By the time Siyani Chambers made a wide-three on the other end, Harvard’s lead was back to double digits, and the outcome was all but sealed. The Crimson held on to win 73-58, kicking off 2014 with a sixth straight victory against their ACC neighbors.

“We get excited for this matchup. There’s always a little extra in there,” Saunders said. “We’ve played pretty much every conference — big teams, little teams — so I don’t think we get caught up too much in the ACC thing. I think it’s more the cross-town rivalry.”

It was nearly certain that Harvard would score plenty of points — it entered Wednesday having scored at least a point per possession in all but one game this season, while Boston College had allowed at least that many to all but one D-I opponent. The interesting battle came at the other end: How well would BC’s top-50 offense fare against the Crimson’s top-50 defense?

For the first 20 minutes, Harvard won decisively, especially in the paint.
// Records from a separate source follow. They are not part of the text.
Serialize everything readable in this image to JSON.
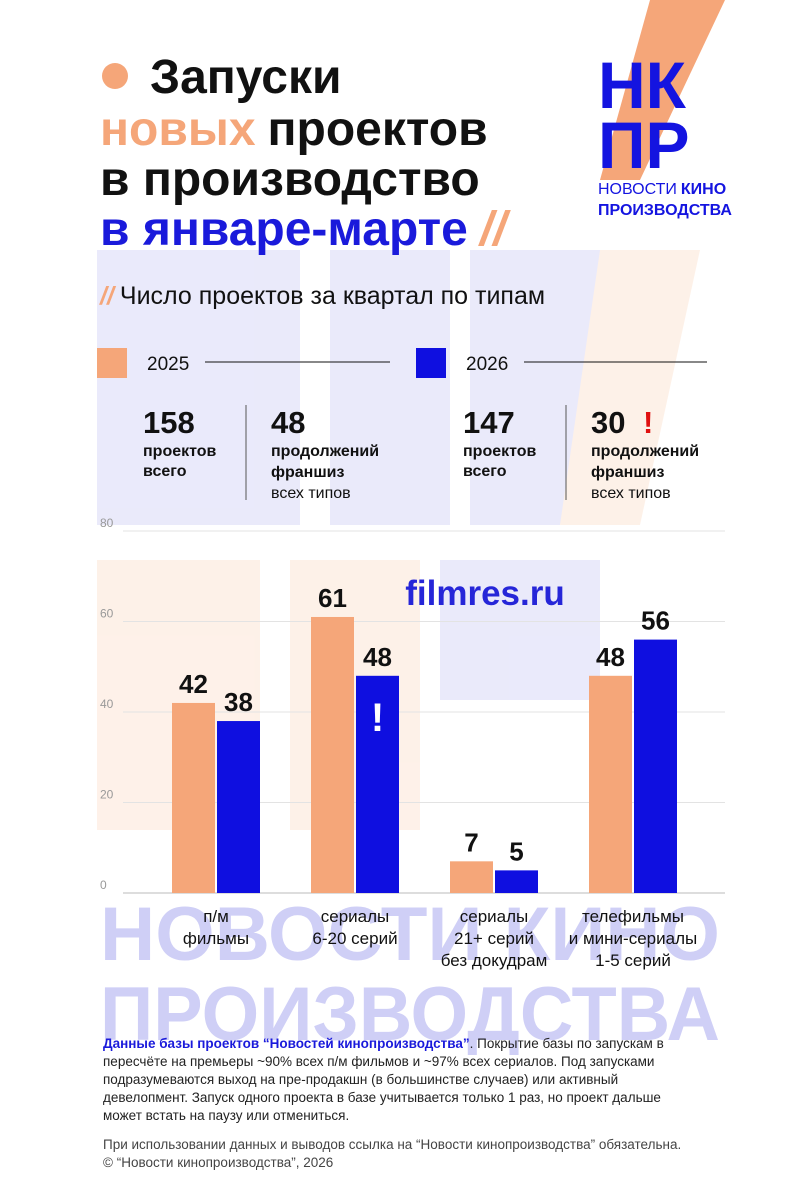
{
  "header": {
    "title": {
      "line1": "Запуски",
      "accent": "новых",
      "line2_rest": "проектов",
      "line3": "в производство",
      "line4": "в январе-марте",
      "slashes": "//"
    }
  },
  "logo": {
    "letters1": "НК",
    "letters2": "ПР",
    "word1": "НОВОСТИ",
    "word2": "КИНО",
    "word3": "ПРОИЗВОДСТВА"
  },
  "subtitle": {
    "slashes": "//",
    "text": "Число проектов за квартал по типам"
  },
  "stats": [
    {
      "total": 158,
      "total_label": [
        "проектов",
        "всего"
      ],
      "franchises": 48,
      "franchise_label": [
        "продолжений",
        "франшиз",
        "всех типов"
      ]
    },
    {
      "total": 147,
      "total_label": [
        "проектов",
        "всего"
      ],
      "franchises": 30,
      "alert": "!",
      "franchise_label": [
        "продолжений",
        "франшиз",
        "всех типов"
      ]
    }
  ],
  "chart_data": {
    "type": "bar",
    "categories": [
      [
        "п/м",
        "фильмы"
      ],
      [
        "сериалы",
        "6-20 серий"
      ],
      [
        "сериалы",
        "21+ серий",
        "без докудрам"
      ],
      [
        "телефильмы",
        "и мини-сериалы",
        "1-5 серий"
      ]
    ],
    "series": [
      {
        "name": "2025",
        "color": "#f5a679",
        "values": [
          42,
          61,
          7,
          48
        ]
      },
      {
        "name": "2026",
        "color": "#0f0fe0",
        "values": [
          38,
          48,
          5,
          56
        ]
      }
    ],
    "annotation": "!",
    "ylim": [
      0,
      80
    ],
    "yticks": [
      0,
      20,
      40,
      60,
      80
    ],
    "grid": true
  },
  "watermarks": {
    "site": "filmres.ru",
    "brand": [
      "НОВОСТИ КИНО",
      "ПРОИЗВОДСТВА"
    ]
  },
  "footer": {
    "source": "Данные базы проектов “Новостей кинопроизводства”",
    "lines": [
      ". Покрытие базы по запускам в",
      "пересчёте на премьеры ~90% всех п/м фильмов и ~97% всех сериалов. Под запусками",
      "подразумеваются выход на пре-продакшн (в большинстве случаев) или активный",
      "девелопмент. Запуск одного проекта в базе учитывается только 1 раз, но проект дальше",
      "может встать на паузу или отмениться."
    ],
    "notice": [
      "При использовании данных и выводов ссылка на “Новости кинопроизводства” обязательна.",
      "© “Новости кинопроизводства”, 2026"
    ]
  }
}
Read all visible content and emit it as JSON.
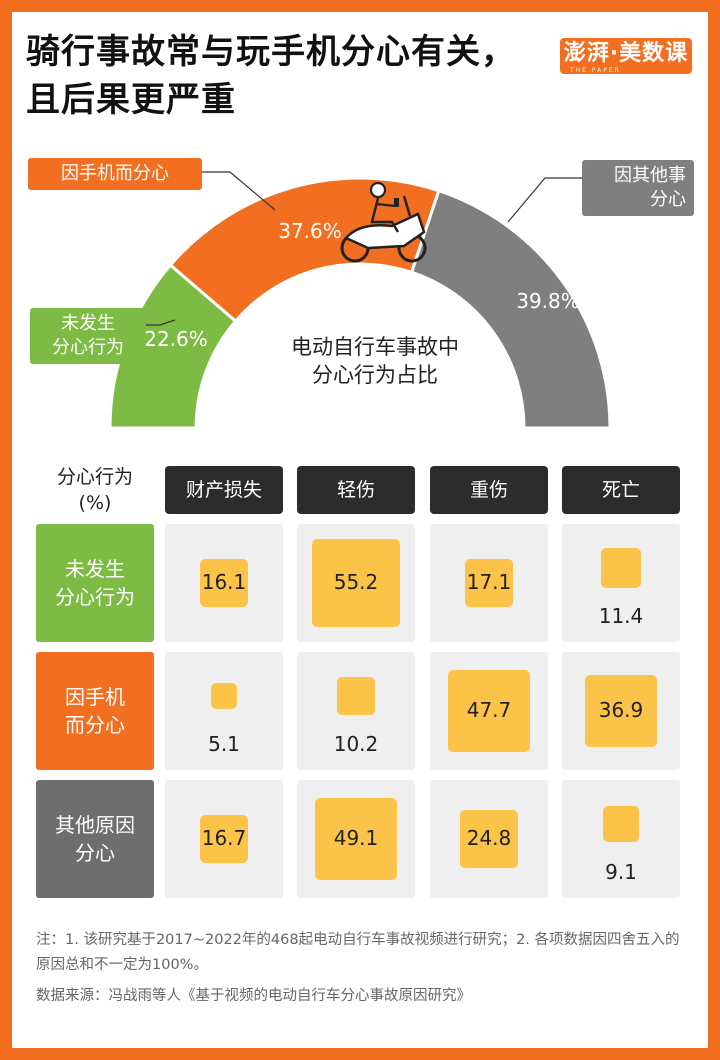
{
  "title": "骑行事故常与玩手机分心有关，且后果更严重",
  "logo": {
    "text": "澎湃·美数课",
    "small": "THE PAPER"
  },
  "chart_data": [
    {
      "type": "pie",
      "title": "电动自行车事故中分心行为占比",
      "title_lines": [
        "电动自行车事故中",
        "分心行为占比"
      ],
      "slices": [
        {
          "label": "未发生分心行为",
          "label_lines": [
            "未发生",
            "分心行为"
          ],
          "value": 22.6,
          "value_label": "22.6%",
          "color": "#7dbb44"
        },
        {
          "label": "因手机而分心",
          "label_lines": [
            "因手机而分心"
          ],
          "value": 37.6,
          "value_label": "37.6%",
          "color": "#f26f21"
        },
        {
          "label": "因其他事分心",
          "label_lines": [
            "因其他事",
            "分心"
          ],
          "value": 39.8,
          "value_label": "39.8%",
          "color": "#7f7f7f"
        }
      ]
    },
    {
      "type": "table",
      "corner_label": [
        "分心行为",
        "(%)"
      ],
      "columns": [
        "财产损失",
        "轻伤",
        "重伤",
        "死亡"
      ],
      "rows": [
        {
          "label": "未发生分心行为",
          "label_lines": [
            "未发生",
            "分心行为"
          ],
          "color": "#7dbb44",
          "values": [
            16.1,
            55.2,
            17.1,
            11.4
          ]
        },
        {
          "label": "因手机而分心",
          "label_lines": [
            "因手机",
            "而分心"
          ],
          "color": "#f26f21",
          "values": [
            5.1,
            10.2,
            47.7,
            36.9
          ]
        },
        {
          "label": "其他原因分心",
          "label_lines": [
            "其他原因",
            "分心"
          ],
          "color": "#6e6e6e",
          "values": [
            16.7,
            49.1,
            24.8,
            9.1
          ]
        }
      ]
    }
  ],
  "notes": [
    "注：1. 该研究基于2017~2022年的468起电动自行车事故视频进行研究；2. 各项数据因四舍五入的原因总和不一定为100%。",
    "数据来源：冯战雨等人《基于视频的电动自行车分心事故原因研究》"
  ],
  "colors": {
    "frame": "#f26f21",
    "square": "#fcc349",
    "cell": "#efefef",
    "header": "#2c2c2c"
  }
}
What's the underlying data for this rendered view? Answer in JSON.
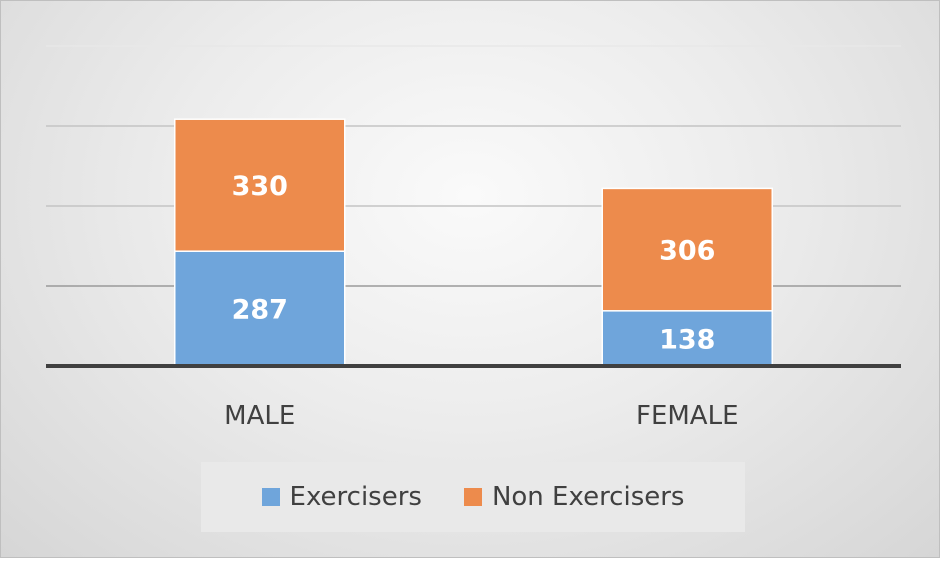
{
  "chart_data": {
    "type": "bar",
    "stacked": true,
    "categories": [
      "MALE",
      "FEMALE"
    ],
    "series": [
      {
        "name": "Exercisers",
        "values": [
          287,
          138
        ],
        "color": "#6fa5db"
      },
      {
        "name": "Non Exercisers",
        "values": [
          330,
          306
        ],
        "color": "#ed8b4c"
      }
    ],
    "ylim": [
      0,
      800
    ],
    "grid": true,
    "legend_position": "bottom"
  }
}
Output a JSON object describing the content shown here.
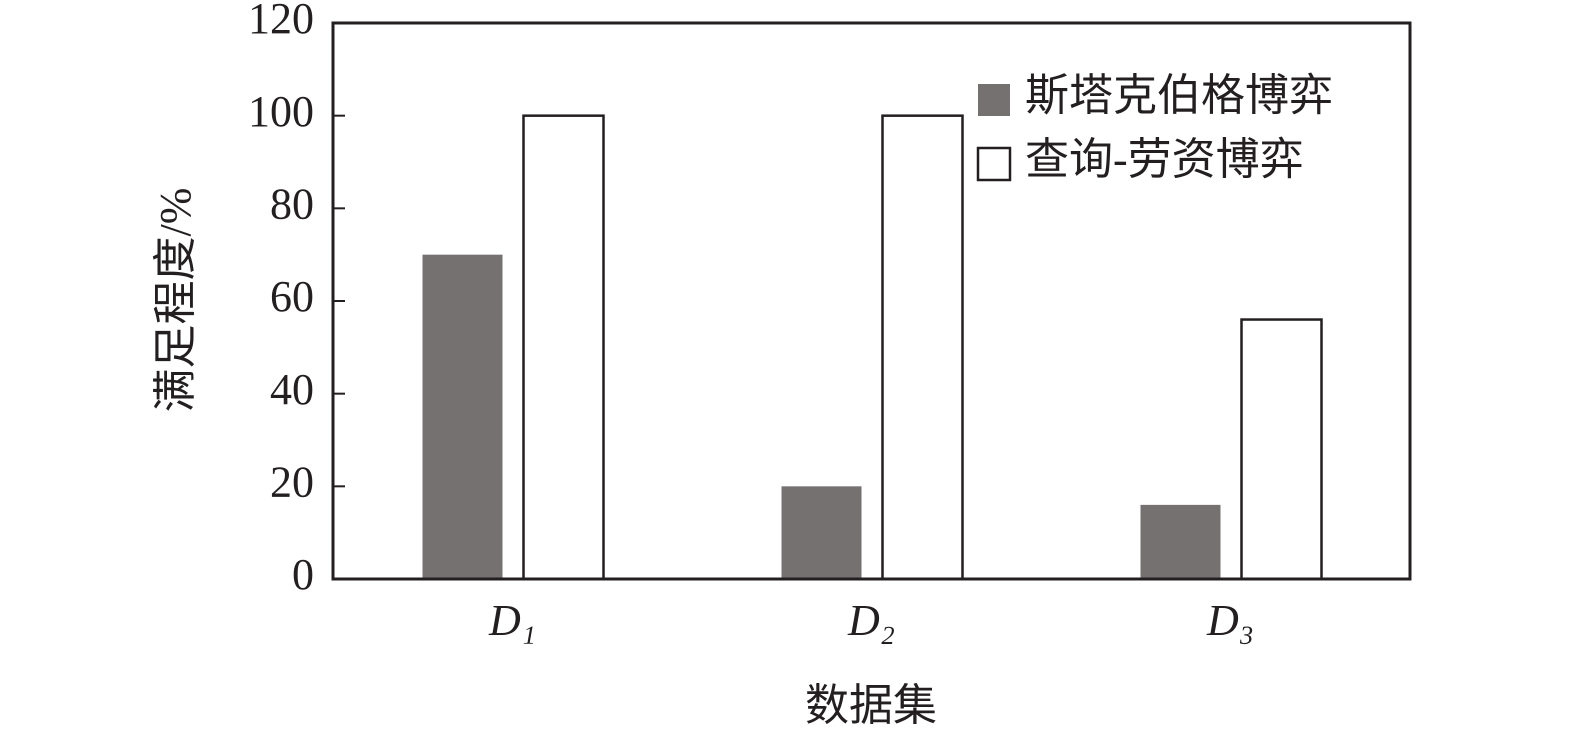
{
  "chart_data": {
    "type": "bar",
    "categories": [
      "D₁",
      "D₂",
      "D₃"
    ],
    "series": [
      {
        "name": "斯塔克伯格博弈",
        "color": "#767171",
        "values": [
          70,
          20,
          16
        ]
      },
      {
        "name": "查询-劳资博弈",
        "color": "#ffffff",
        "values": [
          100,
          100,
          56
        ]
      }
    ],
    "xlabel": "数据集",
    "ylabel": "满足程度/%",
    "ylim": [
      0,
      120
    ],
    "yticks": [
      0,
      20,
      40,
      60,
      80,
      100,
      120
    ],
    "legend": "upper right"
  }
}
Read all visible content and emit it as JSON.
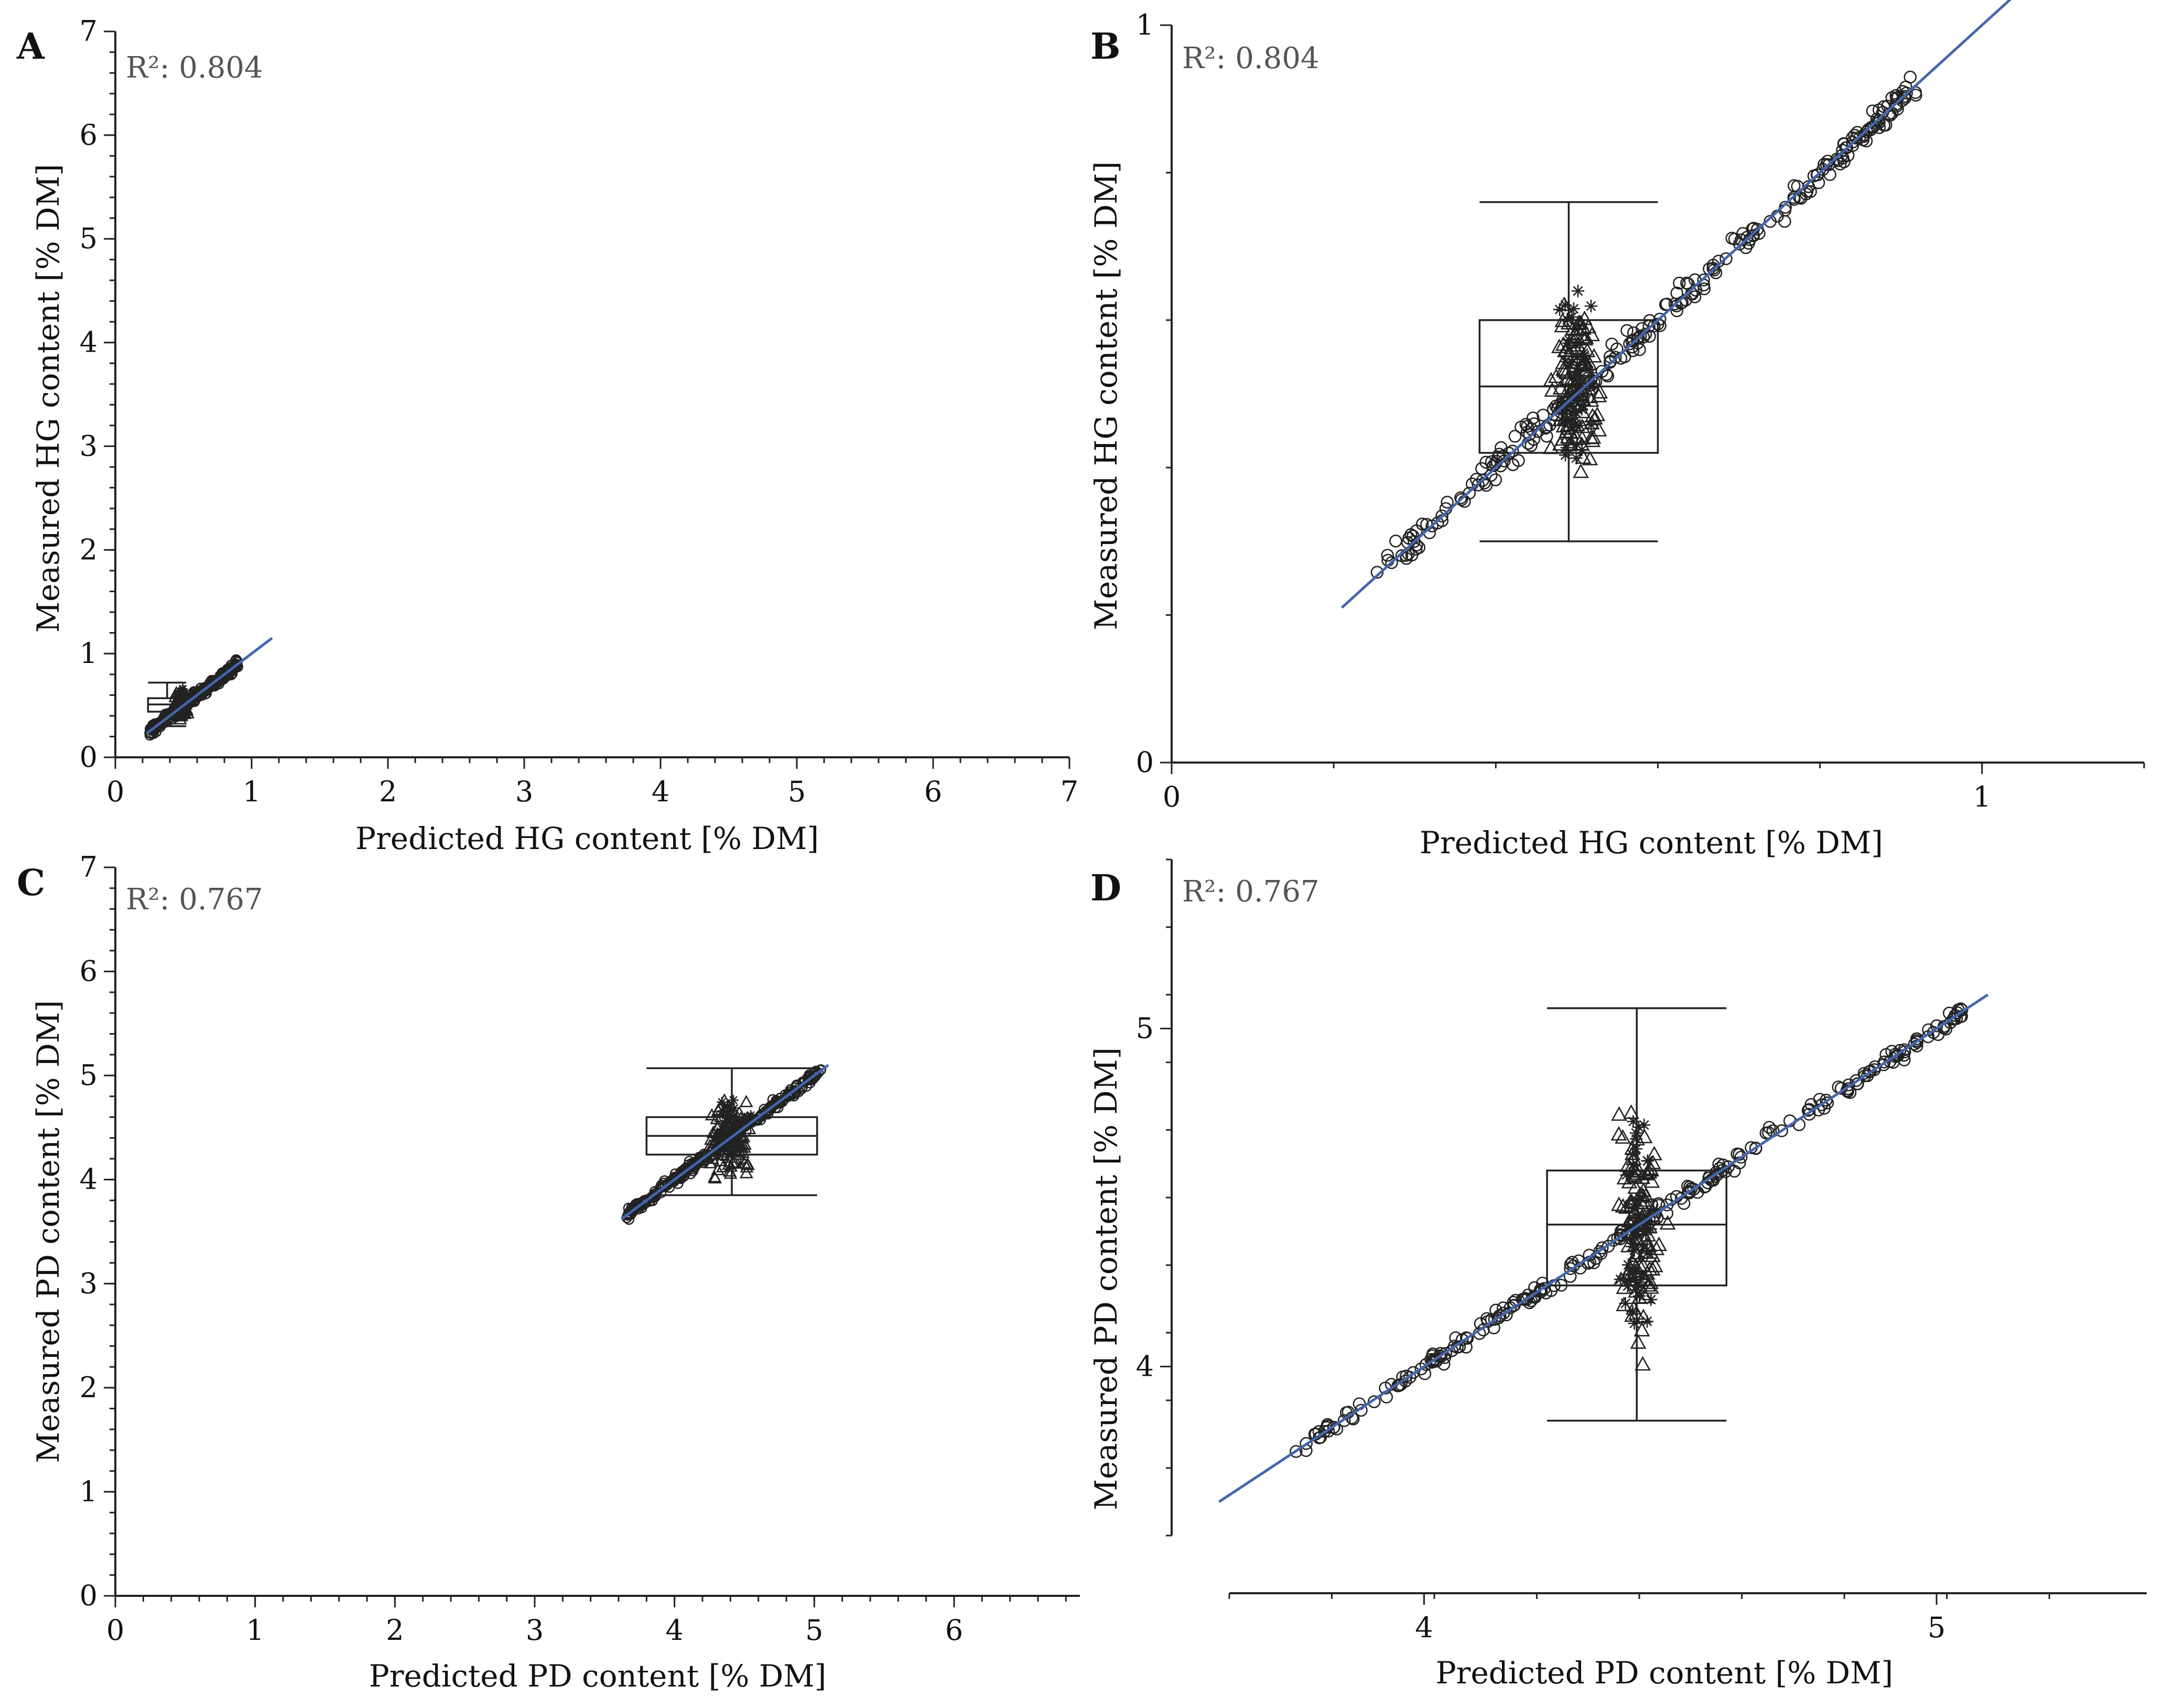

The Eagles entered the game shooting 56 percent from two-point range, 10th-best in the nation, but they made just three of 14 two-pointers in Wednesday’s first period. At halftime, Harvard had 18 points in the paint to BC’s four.

Boston College found its footing in the second half, attacking the paint more purposefully and making its first five two-pointers after intermission. But in Wednesday’s most critical moments, Harvard blocked three shots on three consecutive possessions, turning defense into offense in its game-icing 7-0 run. Those blocks weren’t out of character for the Crimson — Moundou-Missi, Casey, Saunders and Evan Cummins each have at least a dozen rejections this season.

“We pride ourselves on being able to pressure out on the perimeter, so if you’re going to have pressure on the perimeter, you need somebody to protect the rim. Our guys have been pretty darned good at that,” said Harvard coach Tommy Amaker, who noted that the Crimson has been without top shotblocker Kenyatta Smith. “Even if they don’t block the shot, they can make it challenging for the offensive player, and that’s the goal.”

Curry and Agunwa Okolie had stints guarding the Eagles’ top offensive threat, Olivier Hanlan, but for most of the game, that duty fell to Saunders. Especially in the first half, the junior rarely allowed Hanlan driving lanes, and most of Hanlan’s good attempts came from offensive rebounds or other broken plays. For the game, Hanlan scored 13 points — but he shot just 3-for-12 with three turnovers.

“I thought he was outstanding, and that’s what I expect out of him,” Amaker said of Saunders, who also scored a game-high 21 points on 8-for-10 shooting. “He’s our best perimeter defender, and we rely on him a great deal, for a lot of things.”

In the end, the Eagles scored 58 points on 61 possessions, their third-worst mark of the season. Early in the year, BC’s record was disappointing, but their underlying performance wasn’t awful; their defeats to Providence, Connecticut and Toledo each came by one possession. But not only have the Eagles lost their last six D-I games, all of those came by at least eight points — including routs against Purdue, USC, VCU and now Harvard. With only ACC games remaining, it won’t get any easier from here.